The company that built decentralized finance (DeFi) powerhouse Balancer is shutting down.
Balancer co-founder Fernando Martinelli announced on Tuesday the closure of Balancer Labs, the company that incubated and funded the decentralized exchange protocol.
The decision comes about five months after a v2 exploit in November 2025 that drained about $110 million in digital assets, as CoinDesk first reported, including osETH, WETH and wstETH, the third known security breach for the project and the one that created the legal exposure cited by Martinelli as the reason for shutting down BLabs.
“BLabs, as a company, has become a liability rather than an asset to the future of the protocol and is simply not sustainable without any revenue stream,” Martinelli wrote in a governance forum post.
Martinelli added that he was “seriously considering” stopping everything altogether. But he did not call for a complete cessation because the protocol still generates revenue.

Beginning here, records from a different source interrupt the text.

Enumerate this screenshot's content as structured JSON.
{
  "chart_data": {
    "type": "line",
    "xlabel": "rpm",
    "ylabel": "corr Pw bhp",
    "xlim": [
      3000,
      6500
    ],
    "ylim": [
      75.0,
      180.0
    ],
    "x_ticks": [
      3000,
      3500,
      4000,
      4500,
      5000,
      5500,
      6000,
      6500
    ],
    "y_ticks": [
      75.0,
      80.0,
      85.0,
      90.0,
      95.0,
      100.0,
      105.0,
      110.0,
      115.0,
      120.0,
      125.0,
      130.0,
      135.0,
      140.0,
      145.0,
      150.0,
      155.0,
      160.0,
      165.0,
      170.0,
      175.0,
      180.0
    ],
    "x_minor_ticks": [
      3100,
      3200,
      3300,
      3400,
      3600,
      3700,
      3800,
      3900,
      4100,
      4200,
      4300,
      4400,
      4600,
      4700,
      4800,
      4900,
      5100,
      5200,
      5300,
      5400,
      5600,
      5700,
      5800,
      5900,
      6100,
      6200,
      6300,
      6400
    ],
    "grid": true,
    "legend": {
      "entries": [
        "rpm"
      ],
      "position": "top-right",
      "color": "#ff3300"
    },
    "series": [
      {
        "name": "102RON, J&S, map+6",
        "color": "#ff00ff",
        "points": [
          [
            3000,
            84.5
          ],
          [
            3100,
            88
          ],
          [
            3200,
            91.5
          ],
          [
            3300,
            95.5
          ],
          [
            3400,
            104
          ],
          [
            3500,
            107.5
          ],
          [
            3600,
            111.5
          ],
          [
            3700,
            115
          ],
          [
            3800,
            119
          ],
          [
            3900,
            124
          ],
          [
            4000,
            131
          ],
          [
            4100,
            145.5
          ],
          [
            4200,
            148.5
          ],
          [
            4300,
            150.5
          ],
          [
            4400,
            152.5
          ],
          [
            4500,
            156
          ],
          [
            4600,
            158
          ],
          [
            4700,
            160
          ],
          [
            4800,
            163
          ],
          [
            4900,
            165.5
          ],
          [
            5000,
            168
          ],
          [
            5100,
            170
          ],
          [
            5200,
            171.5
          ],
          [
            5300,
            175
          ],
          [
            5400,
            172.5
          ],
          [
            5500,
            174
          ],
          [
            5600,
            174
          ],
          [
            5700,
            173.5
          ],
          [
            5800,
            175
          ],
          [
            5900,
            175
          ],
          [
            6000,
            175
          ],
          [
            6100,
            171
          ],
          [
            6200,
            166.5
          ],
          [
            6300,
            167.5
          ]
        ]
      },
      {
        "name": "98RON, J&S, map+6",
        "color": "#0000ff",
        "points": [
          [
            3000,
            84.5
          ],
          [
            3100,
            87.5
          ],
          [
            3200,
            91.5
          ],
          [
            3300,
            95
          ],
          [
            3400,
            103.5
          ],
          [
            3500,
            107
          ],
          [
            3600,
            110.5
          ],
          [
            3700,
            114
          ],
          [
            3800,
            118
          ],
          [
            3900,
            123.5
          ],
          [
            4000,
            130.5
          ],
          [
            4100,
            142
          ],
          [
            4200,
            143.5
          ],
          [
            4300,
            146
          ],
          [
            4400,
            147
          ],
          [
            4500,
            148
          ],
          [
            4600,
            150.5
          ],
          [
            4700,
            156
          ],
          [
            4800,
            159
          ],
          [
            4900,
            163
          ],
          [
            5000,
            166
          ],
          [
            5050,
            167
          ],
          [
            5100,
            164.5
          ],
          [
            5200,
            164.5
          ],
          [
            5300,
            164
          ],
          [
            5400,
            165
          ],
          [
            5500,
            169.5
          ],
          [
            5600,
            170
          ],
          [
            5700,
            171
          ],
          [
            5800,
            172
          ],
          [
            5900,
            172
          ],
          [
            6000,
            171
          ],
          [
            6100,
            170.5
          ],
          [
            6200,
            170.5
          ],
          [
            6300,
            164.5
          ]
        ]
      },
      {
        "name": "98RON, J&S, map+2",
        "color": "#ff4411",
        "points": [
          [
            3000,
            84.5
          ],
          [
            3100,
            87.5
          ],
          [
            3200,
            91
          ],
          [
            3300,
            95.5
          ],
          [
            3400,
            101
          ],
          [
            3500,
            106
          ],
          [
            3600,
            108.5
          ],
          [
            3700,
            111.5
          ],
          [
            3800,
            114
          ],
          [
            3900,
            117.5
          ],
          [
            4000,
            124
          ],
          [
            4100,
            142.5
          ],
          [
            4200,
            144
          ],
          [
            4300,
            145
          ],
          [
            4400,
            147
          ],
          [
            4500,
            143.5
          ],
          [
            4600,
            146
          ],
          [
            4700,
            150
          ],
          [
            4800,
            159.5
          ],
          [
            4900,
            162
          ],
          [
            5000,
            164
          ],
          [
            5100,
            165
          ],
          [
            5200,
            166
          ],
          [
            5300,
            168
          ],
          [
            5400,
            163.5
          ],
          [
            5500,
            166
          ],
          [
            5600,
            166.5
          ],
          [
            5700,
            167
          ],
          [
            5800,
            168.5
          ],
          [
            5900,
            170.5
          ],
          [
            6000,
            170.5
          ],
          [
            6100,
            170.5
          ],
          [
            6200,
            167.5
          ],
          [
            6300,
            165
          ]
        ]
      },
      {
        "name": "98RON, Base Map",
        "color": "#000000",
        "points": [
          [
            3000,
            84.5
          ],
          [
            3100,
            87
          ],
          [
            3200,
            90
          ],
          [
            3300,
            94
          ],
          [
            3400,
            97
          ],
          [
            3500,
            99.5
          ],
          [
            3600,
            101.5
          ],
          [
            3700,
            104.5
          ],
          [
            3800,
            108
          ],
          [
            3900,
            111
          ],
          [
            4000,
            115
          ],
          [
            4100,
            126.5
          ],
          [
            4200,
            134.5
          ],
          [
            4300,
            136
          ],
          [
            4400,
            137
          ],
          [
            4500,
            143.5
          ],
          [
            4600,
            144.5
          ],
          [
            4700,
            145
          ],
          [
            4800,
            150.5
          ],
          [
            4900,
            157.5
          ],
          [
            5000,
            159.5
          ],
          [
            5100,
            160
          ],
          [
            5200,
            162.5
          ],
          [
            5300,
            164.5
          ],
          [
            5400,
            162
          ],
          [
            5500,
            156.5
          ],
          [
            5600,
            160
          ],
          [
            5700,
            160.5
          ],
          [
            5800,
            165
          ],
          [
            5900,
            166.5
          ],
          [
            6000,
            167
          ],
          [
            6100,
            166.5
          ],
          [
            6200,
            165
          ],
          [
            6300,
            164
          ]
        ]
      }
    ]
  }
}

Balancer was one of the defining names of the DeFi boom. At its peak in late 2021, the protocol held a total value locked of nearly $3.5 billion, placing it alongside Aave, Uniswap, and Curve as foundational infrastructure for decentralized commerce.
DeFiLlama data shows that TVL stood at $2.96 billion as of October 2021, with fees exceeding $6 million annualized. But the TVL now stands at $157 million, down 95% from the peak.
The market capitalization fell to $10 million. BAL is trading at $0.16 against a fully diluted valuation of $11 million, meaning it is trading well below NAV.
Balancer has produced over $1 million in annualized fees over the past three months. This is not enough to sustain the current operation, but it is enough to support another much lighter one.
The restructuring plan proposed by the remaining team is aggressive. BAL emissions would be reduced to zero, ending what Martinelli described as a “circular corruption economy that costs more than it generates.”
The veBAL governance model, which he said was captured by meta-governance protocols like Aura and bribe markets that made voting “unrepresentative of the actual Balancer frontline,” would be removed.
Protocol fees would be restructured so that the DAO treasury captures 100% of revenue instead of the current 17.5%. The v3 protocol share would drop to 25% to attract organic liquidity. And a BAL buyback would provide holders with exit liquidity at a fair price.
“If you believe in the restructured Balancer, you stay. If you don’t, you get a fair exit,” Martinelli wrote. “It’s an honest transaction, and it eliminates the surplus.”
Core BLabs team members would be absorbed into Balancer OpCo pending a governance vote. Martinelli himself will have no formal relationship with the protocol after the liquidation, but has offered to serve as an advisor.
The scope of the product narrows down to five areas where the team sees differentiation: reCLAMM pools, liquidity seed pools, stable token and liquid staking pools, weighted pools, and expansion to non-EVM chains. Everything else is cut.
BAL was trading at $0.72 as of Tuesday morning, down about 88% from its all-time high.